HOSTLIMIT_PER_JOB = integer
Specify the maximum number of hosts that a job can use. If the number of hosts requested for a parallel job exceeds this limit, the parallel job will pend.
If the number of hosts requested in a parallel job is unknown during the submission stage, the per-job host limit does not apply and the job submission is accepted.
The per-job host limit is verified during resource allocation. If the per-job host limit is exceeded and the minimum number of requested hosts cannot be satisfied, the parallel job will pend.
This parameter does not stop the parallel job from resuming even if the job's host allocation exceeds the per-job host limit specified in this parameter.

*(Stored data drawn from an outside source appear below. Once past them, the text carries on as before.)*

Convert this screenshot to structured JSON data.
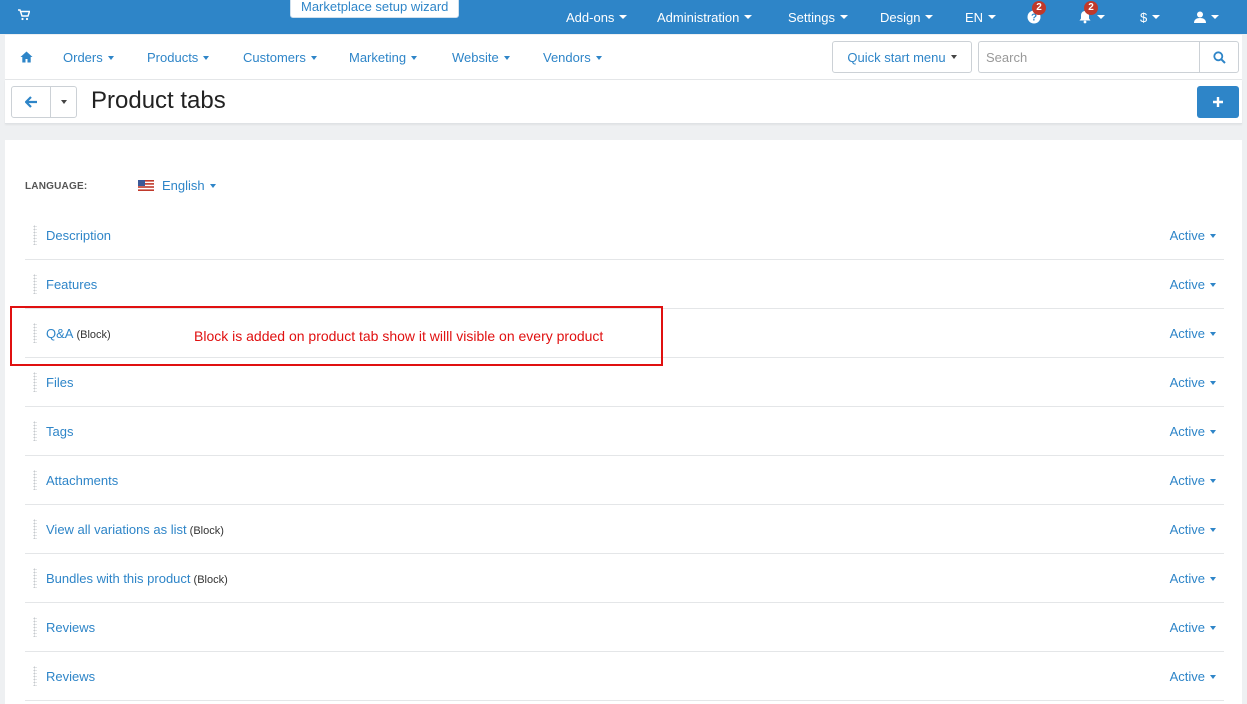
{
  "topbar": {
    "cart_icon": "shopping-cart-icon",
    "wizard_label": "Marketplace setup wizard",
    "menu": {
      "addons": "Add-ons",
      "administration": "Administration",
      "settings": "Settings",
      "design": "Design",
      "language": "EN",
      "help_badge": "2",
      "notifications_badge": "2",
      "currency": "$"
    },
    "colors": {
      "bar": "#2e85c8",
      "badge": "#c0392b"
    }
  },
  "nav": {
    "home_icon": "home-icon",
    "items": [
      "Orders",
      "Products",
      "Customers",
      "Marketing",
      "Website",
      "Vendors"
    ],
    "quick_start": "Quick start menu",
    "search_placeholder": "Search"
  },
  "header": {
    "title": "Product tabs"
  },
  "content": {
    "language_label": "LANGUAGE:",
    "language_value": "English",
    "tabs": [
      {
        "name": "Description",
        "block": "",
        "status": "Active"
      },
      {
        "name": "Features",
        "block": "",
        "status": "Active"
      },
      {
        "name": "Q&A",
        "block": "(Block)",
        "status": "Active"
      },
      {
        "name": "Files",
        "block": "",
        "status": "Active"
      },
      {
        "name": "Tags",
        "block": "",
        "status": "Active"
      },
      {
        "name": "Attachments",
        "block": "",
        "status": "Active"
      },
      {
        "name": "View all variations as list",
        "block": "(Block)",
        "status": "Active"
      },
      {
        "name": "Bundles with this product",
        "block": "(Block)",
        "status": "Active"
      },
      {
        "name": "Reviews",
        "block": "",
        "status": "Active"
      },
      {
        "name": "Reviews",
        "block": "",
        "status": "Active"
      }
    ]
  },
  "annotation": {
    "text": "Block is added on product tab show it willl visible on every product",
    "color": "#e01010"
  }
}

If a parallel job is submitted under a range of the number of slots (bsub -n "min, max"), the per-job host limit applies to the minimum number of requested slots. That is, if the minimum number of requested slots is satisfied under the per-job host limit, the job submission is accepted.

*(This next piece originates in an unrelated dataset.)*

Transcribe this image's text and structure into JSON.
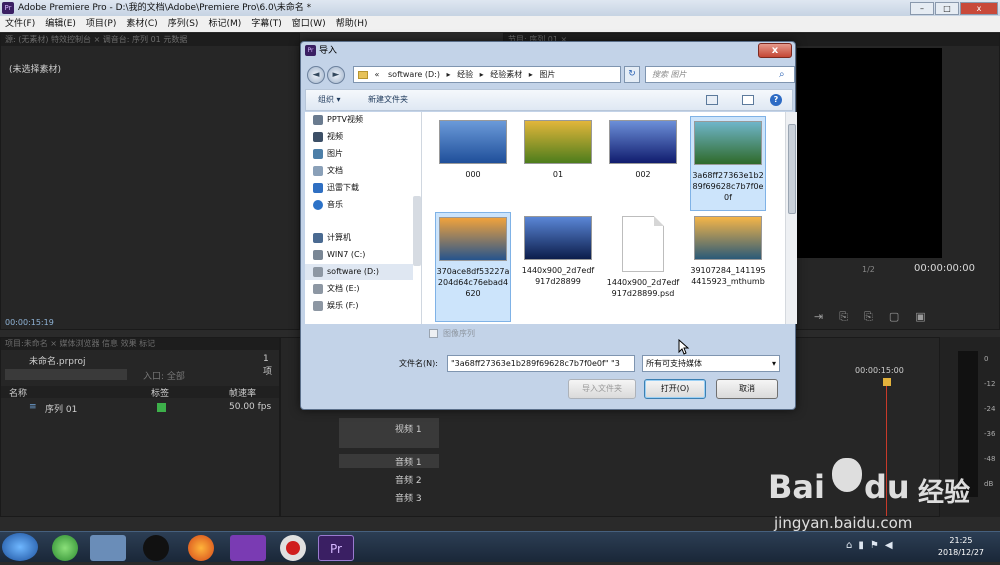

For example, hostA has two slots available, hostB and hostC have four slots available, and hostD has eight slots available, and HOSTLIMIT_PER_JOB=2. If you submit a job that requires ten slots and no ptile specification, the scheduler will determine that selecting hostA, hostB, and hostC will satisfy the requirements, but since this requires three hosts, the job will pend. This is a false scheduling failure because selecting hostA and hostD would satisfy this requirement.
To avoid false scheduling failure when HOSTLIMIT_PER_JOB is specified, submit jobs with the ptile resource requirement or add order[slots] to the resource requirements.